Uma reportagem do jornal norte-americano “Washingon Post” afirma que um relatório secreto produzido pelo governo dos Estados Unidos aponta a Rússia como responsável por um ataque que derrubou o site oficial das Olimpíadas de Inverno de PyeongChang e interferiu na operação do sistema de TV usado no centro de imprensa dos Jogos. Ainda segundo o relatório obtido pelo jornal, os russos teriam realizado uma “operação de bandeira falsa”, deixando rastros com o intuito de incriminar a Coreia do Norte.

O governo dos Estados Unidos não confirmou a informação oficialmente. As fontes citadas pela reportagem do “Washington Post” são anônimas.

O ciberataque contra os Jogos de PyeongChang veio a público no dia 10 de fevereiro com um anúncio oficial da organização do evento. Nenhum grupo ou país foi oficialmente acusado como responsável, mas especialistas apontaram que o ataque tinha característica de uma ação planejada por um grupo com apoio governamental. O ataque não comprometeu o evento.

A Talos, equipe de segurança da Cisco, encontrou um vírus denominado por eles de “Olympic Destroyer”. Os especialistas acreditam que esse código, programado para simplesmente destruir os sistemas infectados, foi provavelmente o utilizado contra os sistemas dos Jogos de Inverno. O software foi criado para se espalhar automaticamente em redes Windows, mas não prevê qualquer roubo de informação.

O foco destrutivo é incomum em ataques realizados por criminosos cibernéticos e mais comum em operações militares e de inteligência.

Além disso, a tecnologia do vírus guarda semelhanças com a praga NotPetya. Os Estados Unidos, a Ucrânia e o Reino Unido formalmente acusaram a Rússia de ser a responsável pelo NotPetya. A Rússia nega.

No dia 12 de fevereiro, a Rússia já negou também o envolvimento nos ataques aos Jogos, em uma declaração à “BBC”. O país ainda previu que seriam levantadas novas acusações pela imprensa “Sabemos que a mídia ocidental está planejando uma pseudoinvestigação na linha de ‘rastros russos’ nos ciberataques aos sistemas de informação relacionados à realização dos Jogos Olímpicos de Inverno na República da Coreia. Mas claro, nenhuma prova será apresentada ao mundo”, afirmou o Ministério do Exterior da Rússia, à época.

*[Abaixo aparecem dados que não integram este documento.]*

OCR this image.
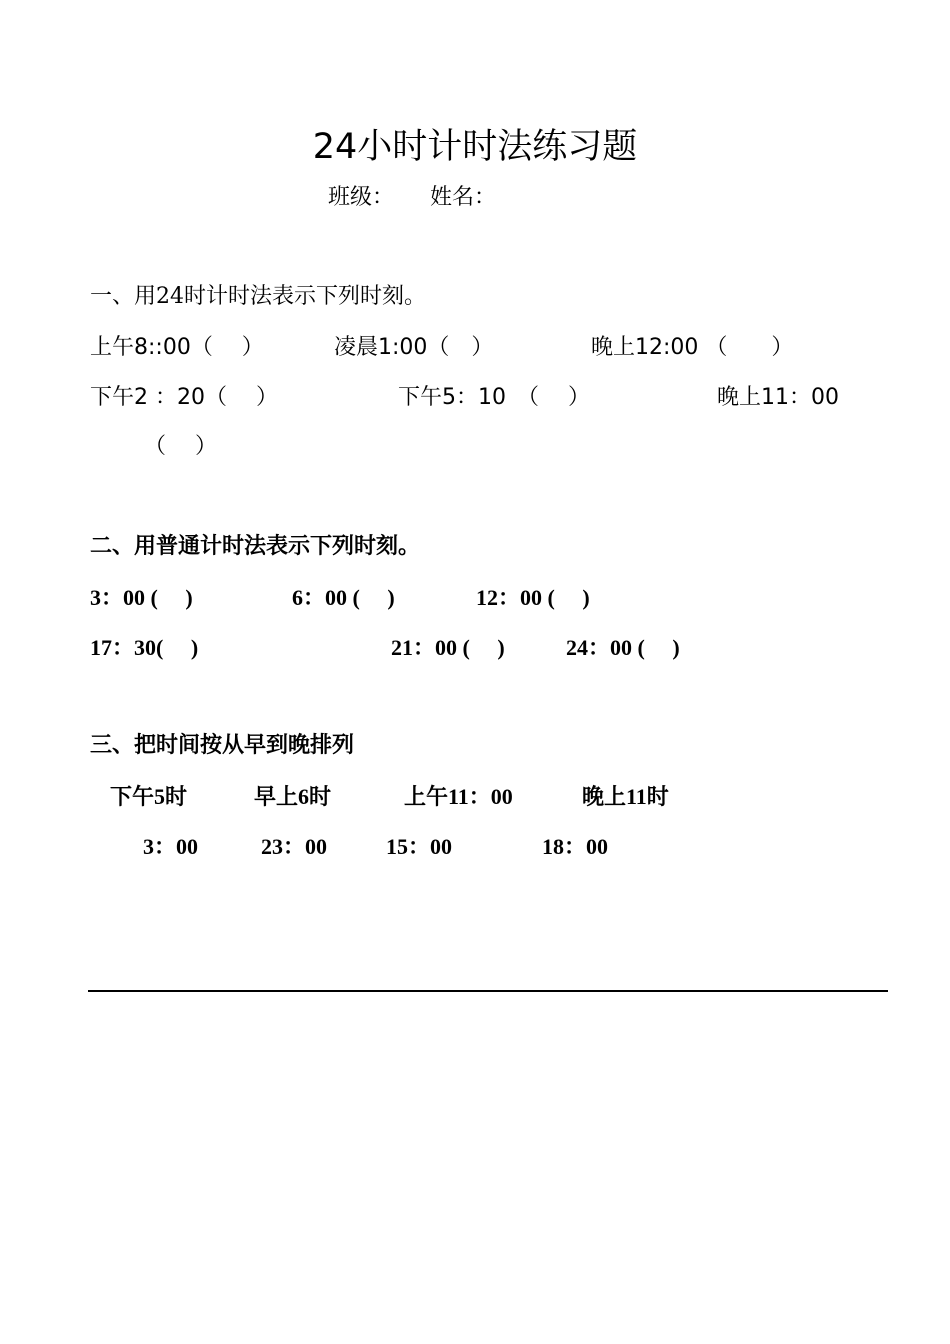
24小时计时法练习题
班级： 姓名：
一、用24时计时法表示下列时刻。
上午8::00（　 ）	凌晨1:00（　）	晚上12:00 （　　）
下午2 ：20（　 ）	下午5：10　（　 ）	晚上11：00
（　 ）
二、用普通计时法表示下列时刻。
3：00 (　 )	6：00 (　 )	12：00 (　 )
17：30(　 )	21：00 (　 )	24：00 (　 )
三、把时间按从早到晚排列
下午5时	早上6时	上午11：00	晚上11时
3：00	23：00	15：00	18：00
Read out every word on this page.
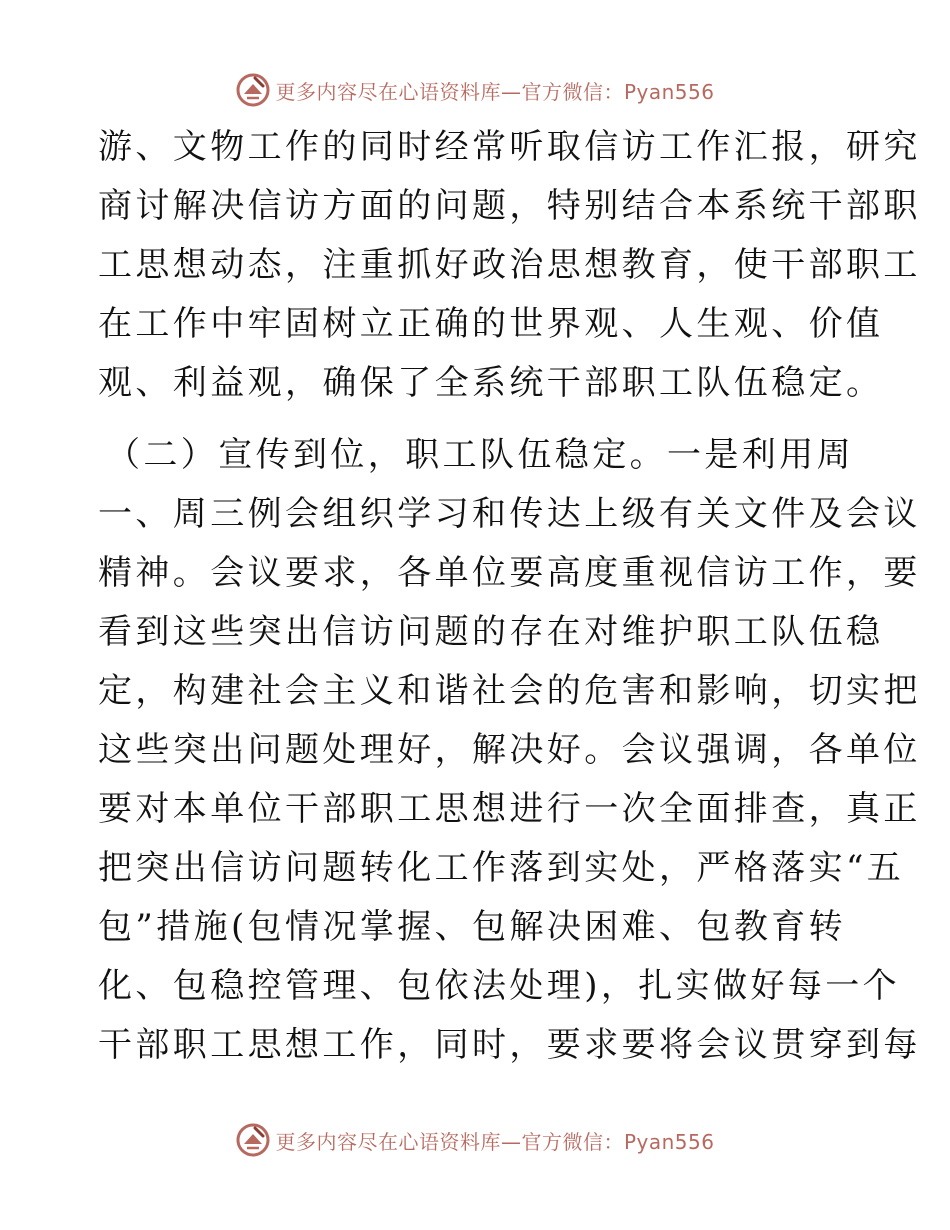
更多内容尽在心语资料库—官方微信：Pyan556
游、文物工作的同时经常听取信访工作汇报，研究
商讨解决信访方面的问题，特别结合本系统干部职
工思想动态，注重抓好政治思想教育，使干部职工
在工作中牢固树立正确的世界观、人生观、价值
观、利益观，确保了全系统干部职工队伍稳定。
（二）宣传到位，职工队伍稳定。一是利用周
一、周三例会组织学习和传达上级有关文件及会议
精神。会议要求，各单位要高度重视信访工作，要
看到这些突出信访问题的存在对维护职工队伍稳
定，构建社会主义和谐社会的危害和影响，切实把
这些突出问题处理好，解决好。会议强调，各单位
要对本单位干部职工思想进行一次全面排查，真正
把突出信访问题转化工作落到实处，严格落实“五
包”措施(包情况掌握、包解决困难、包教育转
化、包稳控管理、包依法处理)，扎实做好每一个
干部职工思想工作，同时，要求要将会议贯穿到每
更多内容尽在心语资料库—官方微信：Pyan556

Segundo o relatório secreto obtido pelo “Washington Post”, os invasores russos do Departamento Central de Inteligência (GRU, na sigla oficial) estavam com acesso a 300 computadores da rede dos Jogos no início de fevereiro.

Grupo atribuído à Rússia tem histórico contra as Olimpíadas

Especialistas em segurança normalmente atribuem dois grupos de ataques ao governo russo. Eles são conhecidos pelos nomes de Fancy Bear (ou APT28) e Cozy Bear (ou APT29). Enquanto o primeiro e atribuído à GRU, o segundo seria do Serviço de Inteligência Estrangeiro (SVR, na sigla oficial) ou do Serviço Federal de Segurança (FSB).

Embora seja difícil identificar e atribuir os ataques desses grupos, diversos especialistas diferentes já chegaram a conclusões semelhantes. As agências de inteligência dos Estados Unidos, da Estônia, da Holanda e diversas empresas de segurança, como FireEye, CrowdStrike e Dell Secureworks já fizeram essas associações.

O grupo Fancy Bear é notório por seu envolvimento com as Olimpíadas. O primeiro ataque foi contra a Agência Mundial Antidoping (Wada) após a revelação de um escândalo de doping envolvendo a Rússia, em 2016. Em 2017, foi a Associação Internacional de Federações de Atletismo que disse ter sido alvo do grupo.